Die Uefa legt sich mit dem von Gianni Infantino geführten Weltfussballverband, der Fifa, an. Es herrscht maximale Eskalationsstufe. Solange die Vorschläge im Raum stehen, Anteile an der WM an Private zu verkaufen, «werden keine Uefa-Nationalmannschaften an Fifa-Wettbewerben teilnehmen», kündigt die Union der europäischen Fussballverbände nach einem mit den Mitgliedsverbänden durchgeführten Videocall am Donnerstag einen Boykott an.
Brisant: Mit Spanien und Portugal kommen zwei der drei Hauptausrichter der kommenden Männer-WM, die 2030 ausgetragen wird, aus Europa.
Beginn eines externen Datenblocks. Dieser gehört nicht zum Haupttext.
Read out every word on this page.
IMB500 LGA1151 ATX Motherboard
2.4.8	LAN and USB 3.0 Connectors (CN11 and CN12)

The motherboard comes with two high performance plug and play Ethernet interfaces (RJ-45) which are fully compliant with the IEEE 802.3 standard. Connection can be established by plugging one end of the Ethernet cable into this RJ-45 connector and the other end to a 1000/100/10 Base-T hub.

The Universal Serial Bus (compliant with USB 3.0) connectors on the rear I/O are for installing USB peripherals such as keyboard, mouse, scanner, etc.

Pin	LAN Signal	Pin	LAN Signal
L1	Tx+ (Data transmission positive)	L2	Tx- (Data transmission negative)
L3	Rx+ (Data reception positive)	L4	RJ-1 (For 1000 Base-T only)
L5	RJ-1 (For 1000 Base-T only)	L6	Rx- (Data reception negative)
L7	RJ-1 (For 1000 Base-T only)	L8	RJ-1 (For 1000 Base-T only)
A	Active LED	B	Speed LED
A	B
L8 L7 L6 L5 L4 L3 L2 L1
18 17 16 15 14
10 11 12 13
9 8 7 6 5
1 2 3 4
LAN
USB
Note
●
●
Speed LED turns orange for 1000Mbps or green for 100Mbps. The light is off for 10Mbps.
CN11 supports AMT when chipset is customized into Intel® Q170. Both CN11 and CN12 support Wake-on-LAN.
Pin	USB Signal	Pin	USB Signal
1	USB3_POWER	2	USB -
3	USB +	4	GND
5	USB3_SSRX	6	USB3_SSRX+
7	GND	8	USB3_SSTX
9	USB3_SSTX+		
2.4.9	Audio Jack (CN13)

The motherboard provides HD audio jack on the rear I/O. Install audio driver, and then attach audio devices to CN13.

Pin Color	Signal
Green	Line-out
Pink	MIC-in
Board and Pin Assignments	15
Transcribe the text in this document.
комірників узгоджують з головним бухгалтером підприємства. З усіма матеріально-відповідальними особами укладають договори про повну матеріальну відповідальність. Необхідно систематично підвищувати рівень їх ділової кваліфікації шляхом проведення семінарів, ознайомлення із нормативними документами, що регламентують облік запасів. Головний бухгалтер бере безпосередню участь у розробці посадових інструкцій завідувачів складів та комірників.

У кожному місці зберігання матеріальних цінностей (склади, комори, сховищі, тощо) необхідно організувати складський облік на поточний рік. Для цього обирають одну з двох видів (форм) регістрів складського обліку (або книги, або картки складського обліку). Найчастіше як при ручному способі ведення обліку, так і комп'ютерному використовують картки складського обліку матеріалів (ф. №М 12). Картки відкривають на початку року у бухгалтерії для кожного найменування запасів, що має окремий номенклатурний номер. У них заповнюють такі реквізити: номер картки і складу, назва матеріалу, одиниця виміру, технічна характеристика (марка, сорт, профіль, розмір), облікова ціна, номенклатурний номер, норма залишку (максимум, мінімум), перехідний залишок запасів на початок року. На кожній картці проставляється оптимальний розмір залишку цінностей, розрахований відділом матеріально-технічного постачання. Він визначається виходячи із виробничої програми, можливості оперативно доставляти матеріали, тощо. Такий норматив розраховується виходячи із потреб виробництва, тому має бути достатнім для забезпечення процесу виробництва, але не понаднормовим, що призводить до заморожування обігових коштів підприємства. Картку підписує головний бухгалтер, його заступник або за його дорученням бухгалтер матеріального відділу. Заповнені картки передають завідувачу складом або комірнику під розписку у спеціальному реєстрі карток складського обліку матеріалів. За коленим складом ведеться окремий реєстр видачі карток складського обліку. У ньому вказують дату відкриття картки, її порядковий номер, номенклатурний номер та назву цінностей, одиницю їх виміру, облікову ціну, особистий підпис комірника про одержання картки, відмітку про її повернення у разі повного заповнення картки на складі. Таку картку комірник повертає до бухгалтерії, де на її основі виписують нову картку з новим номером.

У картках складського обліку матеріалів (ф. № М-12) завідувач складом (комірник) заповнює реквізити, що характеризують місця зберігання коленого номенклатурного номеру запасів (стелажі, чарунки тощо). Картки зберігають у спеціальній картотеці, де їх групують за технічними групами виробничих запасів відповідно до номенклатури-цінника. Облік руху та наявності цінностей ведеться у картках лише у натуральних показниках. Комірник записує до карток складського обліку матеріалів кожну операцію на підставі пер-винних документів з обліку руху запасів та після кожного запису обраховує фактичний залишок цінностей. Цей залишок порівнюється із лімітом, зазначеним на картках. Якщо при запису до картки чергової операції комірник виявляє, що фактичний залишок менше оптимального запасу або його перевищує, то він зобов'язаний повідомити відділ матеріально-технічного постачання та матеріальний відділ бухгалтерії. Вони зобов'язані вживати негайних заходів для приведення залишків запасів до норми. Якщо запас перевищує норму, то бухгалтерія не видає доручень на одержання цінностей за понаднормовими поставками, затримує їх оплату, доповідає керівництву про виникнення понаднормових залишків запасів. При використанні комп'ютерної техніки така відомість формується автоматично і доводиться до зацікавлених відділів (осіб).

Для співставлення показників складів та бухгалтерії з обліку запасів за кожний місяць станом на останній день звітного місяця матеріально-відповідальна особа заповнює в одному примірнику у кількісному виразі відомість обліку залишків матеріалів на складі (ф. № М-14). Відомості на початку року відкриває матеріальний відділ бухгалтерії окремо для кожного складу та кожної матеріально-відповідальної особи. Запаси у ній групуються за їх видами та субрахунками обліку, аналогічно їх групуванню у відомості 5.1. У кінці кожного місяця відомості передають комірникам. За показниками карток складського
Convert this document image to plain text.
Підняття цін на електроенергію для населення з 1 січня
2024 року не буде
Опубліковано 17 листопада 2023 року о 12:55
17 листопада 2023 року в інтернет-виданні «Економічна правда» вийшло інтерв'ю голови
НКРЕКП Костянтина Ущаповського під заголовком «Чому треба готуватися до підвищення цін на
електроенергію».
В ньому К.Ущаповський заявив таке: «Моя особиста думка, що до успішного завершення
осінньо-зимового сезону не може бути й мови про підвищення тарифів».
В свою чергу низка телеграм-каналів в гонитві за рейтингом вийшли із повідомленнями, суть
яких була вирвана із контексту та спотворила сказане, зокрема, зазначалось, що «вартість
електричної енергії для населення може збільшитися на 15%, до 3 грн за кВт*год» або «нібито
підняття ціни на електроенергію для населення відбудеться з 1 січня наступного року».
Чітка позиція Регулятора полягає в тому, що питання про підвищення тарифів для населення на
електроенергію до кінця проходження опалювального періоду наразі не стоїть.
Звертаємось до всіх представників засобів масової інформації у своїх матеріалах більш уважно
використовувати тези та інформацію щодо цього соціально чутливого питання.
Noch brisanter: Für die im Sommer 2027 in Brasilien stattfindende Frauen-WM sind jetzt bereits mit Deutschland, Dänemark, Frankreich und Titelverteidiger Spanien vier europäische Nationen qualifiziert.
Alle 55 Mitgliedsverbände stehen geschlossen hinter dieser Uefa-Entscheidung – und somit auch der Schweizerische Fussballverband (SFV). «Wir lehnen den Vorschlag der Fifa, Eigentumsanteile an der Weltmeisterschaft und anderen Fifa-Wettbewerben an private Investoren zu übertragen, einstimmig und unmissverständlich ab», richtet die Uefa aus. Aus Schweizer Sicht war der SFV am Videocall durch Präsident Peter Knäbel und Generalsekretär Robert Breiter vertreten.
Das sagt SFV-Präsident Knäbel
«Es war eindrücklich zu sehen, wie geschlossen die europäischen Verbände die Pläne der Fifa zurückwiesen, nachdem alle Informationen über das Vorgehen und die Tragweite dieses Vorhabens bekannt geworden waren», lässt sich Knäbel zitieren. «Für uns ist klar, dass die Weltmeisterschaft nicht wie ein Anlageprodukt behandelt werden darf. Die Weiterentwicklung des Fussballs erfordert zweifelsohne finanzielle Mittel. Ebenso wichtig sind Verantwortung, Transparenz, demokratische Prozesse und Kontrolle.»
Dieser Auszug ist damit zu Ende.